The defensive coaches in the McVay/Shanahan family haven’t been as successful — Brandon Staley fired and Robert Saleh counting on a Rodgers revival with the Jets next season — but DeMeco Ryans sure looks good after one season in Houston.
He was Shanahan’s defensive coordinator before the Texans hired him, taking over a franchise that was at the time well beyond the current-day Titans in terms of drama, embarrassment, upheaval and general aimlessness. That looked like the worst job in the NFL. Add a good coach, add a good quarterback, add several key players to a young roster and suddenly you’ve got an AFC South team with a promising future.
That has to be galling to Titans fans. Also, comforting. This league is designed for everyone to be pretty good, and a smart choice among a pool of qualified football people can clean up any billionaire’s spilled oil.
Callahan isn’t just here as a branch on the Taylor tree. He worked with Peyton Manning, Matthew Stafford and Derek Carr before Burrow. His early days in the league came in Denver under Shanahan pupil Gary Kubiak. Mike Shanahan, that is — Kyle’s father and the architect of the modern West Coast offense. The guy who had a staff in Washington 10 years ago that included his son as OC, McVay, LaFleur, McDaniel, Raheem Morris and Bobby Slowik.

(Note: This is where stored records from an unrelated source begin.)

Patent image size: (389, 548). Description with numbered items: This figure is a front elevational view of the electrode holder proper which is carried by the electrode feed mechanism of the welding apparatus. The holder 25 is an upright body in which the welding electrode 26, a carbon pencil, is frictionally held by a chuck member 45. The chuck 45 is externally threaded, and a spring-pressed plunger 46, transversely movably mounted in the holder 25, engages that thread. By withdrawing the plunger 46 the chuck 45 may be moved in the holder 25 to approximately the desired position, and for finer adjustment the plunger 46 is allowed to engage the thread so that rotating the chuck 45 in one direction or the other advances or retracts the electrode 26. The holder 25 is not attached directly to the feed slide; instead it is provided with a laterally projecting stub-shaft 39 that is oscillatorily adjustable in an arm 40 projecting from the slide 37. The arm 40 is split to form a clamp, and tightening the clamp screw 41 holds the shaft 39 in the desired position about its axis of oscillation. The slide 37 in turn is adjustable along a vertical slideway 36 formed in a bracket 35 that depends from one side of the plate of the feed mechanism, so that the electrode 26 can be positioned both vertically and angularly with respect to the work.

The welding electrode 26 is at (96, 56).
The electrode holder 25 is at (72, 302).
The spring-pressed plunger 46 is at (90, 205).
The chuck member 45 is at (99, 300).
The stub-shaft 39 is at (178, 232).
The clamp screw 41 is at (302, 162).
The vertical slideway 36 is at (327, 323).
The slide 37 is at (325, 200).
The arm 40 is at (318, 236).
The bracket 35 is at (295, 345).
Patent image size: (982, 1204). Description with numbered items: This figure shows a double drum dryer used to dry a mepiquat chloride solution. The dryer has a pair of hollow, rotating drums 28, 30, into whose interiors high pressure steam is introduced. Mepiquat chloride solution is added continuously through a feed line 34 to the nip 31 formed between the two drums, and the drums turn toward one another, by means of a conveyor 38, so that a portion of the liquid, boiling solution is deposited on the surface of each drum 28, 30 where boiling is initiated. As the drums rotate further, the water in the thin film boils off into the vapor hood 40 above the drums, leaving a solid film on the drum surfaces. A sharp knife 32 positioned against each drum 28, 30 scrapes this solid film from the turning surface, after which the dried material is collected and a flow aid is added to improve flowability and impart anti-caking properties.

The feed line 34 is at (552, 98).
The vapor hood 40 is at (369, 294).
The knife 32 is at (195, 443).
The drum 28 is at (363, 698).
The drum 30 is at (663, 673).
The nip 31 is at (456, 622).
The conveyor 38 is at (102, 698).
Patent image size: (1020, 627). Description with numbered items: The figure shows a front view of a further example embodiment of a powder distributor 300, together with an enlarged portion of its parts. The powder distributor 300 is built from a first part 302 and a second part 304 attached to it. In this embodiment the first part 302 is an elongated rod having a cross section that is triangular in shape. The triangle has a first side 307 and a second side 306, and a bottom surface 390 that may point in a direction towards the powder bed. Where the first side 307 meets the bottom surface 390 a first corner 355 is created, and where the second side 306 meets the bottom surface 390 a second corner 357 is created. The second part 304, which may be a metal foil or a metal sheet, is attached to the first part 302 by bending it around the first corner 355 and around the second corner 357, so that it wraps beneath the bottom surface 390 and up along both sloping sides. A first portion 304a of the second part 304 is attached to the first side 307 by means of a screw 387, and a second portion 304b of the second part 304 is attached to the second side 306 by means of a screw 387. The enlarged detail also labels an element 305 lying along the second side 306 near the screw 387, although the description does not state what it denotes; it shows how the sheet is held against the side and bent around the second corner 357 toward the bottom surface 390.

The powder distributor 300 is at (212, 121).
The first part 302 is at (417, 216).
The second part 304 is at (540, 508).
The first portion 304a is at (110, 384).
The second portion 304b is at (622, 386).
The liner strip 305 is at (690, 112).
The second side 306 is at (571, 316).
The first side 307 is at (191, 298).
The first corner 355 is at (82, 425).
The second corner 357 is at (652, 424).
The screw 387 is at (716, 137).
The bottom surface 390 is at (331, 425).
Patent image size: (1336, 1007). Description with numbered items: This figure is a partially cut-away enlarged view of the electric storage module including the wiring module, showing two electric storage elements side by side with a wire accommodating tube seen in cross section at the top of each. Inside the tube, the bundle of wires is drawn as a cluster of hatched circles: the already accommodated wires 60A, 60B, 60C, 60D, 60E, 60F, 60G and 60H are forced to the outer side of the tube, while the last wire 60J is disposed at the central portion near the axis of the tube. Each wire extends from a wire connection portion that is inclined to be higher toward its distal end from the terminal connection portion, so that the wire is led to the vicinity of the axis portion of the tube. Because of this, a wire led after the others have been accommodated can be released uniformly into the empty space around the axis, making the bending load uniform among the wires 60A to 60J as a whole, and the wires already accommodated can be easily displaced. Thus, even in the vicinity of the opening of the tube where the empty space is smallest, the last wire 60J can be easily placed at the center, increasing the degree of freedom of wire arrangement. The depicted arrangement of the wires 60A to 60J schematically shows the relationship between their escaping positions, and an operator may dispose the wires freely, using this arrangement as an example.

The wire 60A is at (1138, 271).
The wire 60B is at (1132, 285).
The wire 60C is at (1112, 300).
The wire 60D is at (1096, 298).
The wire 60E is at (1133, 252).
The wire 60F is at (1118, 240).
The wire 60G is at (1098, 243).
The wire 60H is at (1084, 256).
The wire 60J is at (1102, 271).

Callahan’s father, Bill, got to the Super Bowl as head coach of the Oakland Raiders and would seem a prime candidate to leave his post as Browns offensive line coach and do the same thing for the Titans if that can be arranged contractually. Carolina Panthers OC Thomas Brown, a McVay pupil and a candidate for the job Callahan just got, is a natural candidate to be his offensive coordinator. So is Kentucky OC Liam Coen, who helped Levis turn into an NFL prospect in 2021.
The possibilities are exciting. They are much more fun to talk about than the communication gaps that helped end Vrabel’s tenure. Monday, the day Callahan agreed to take the next shot, was a good day in Nashville. Now Callahan is in charge of making it so April 28, 2023 — the day the Titans drafted Levis — is remembered the same way.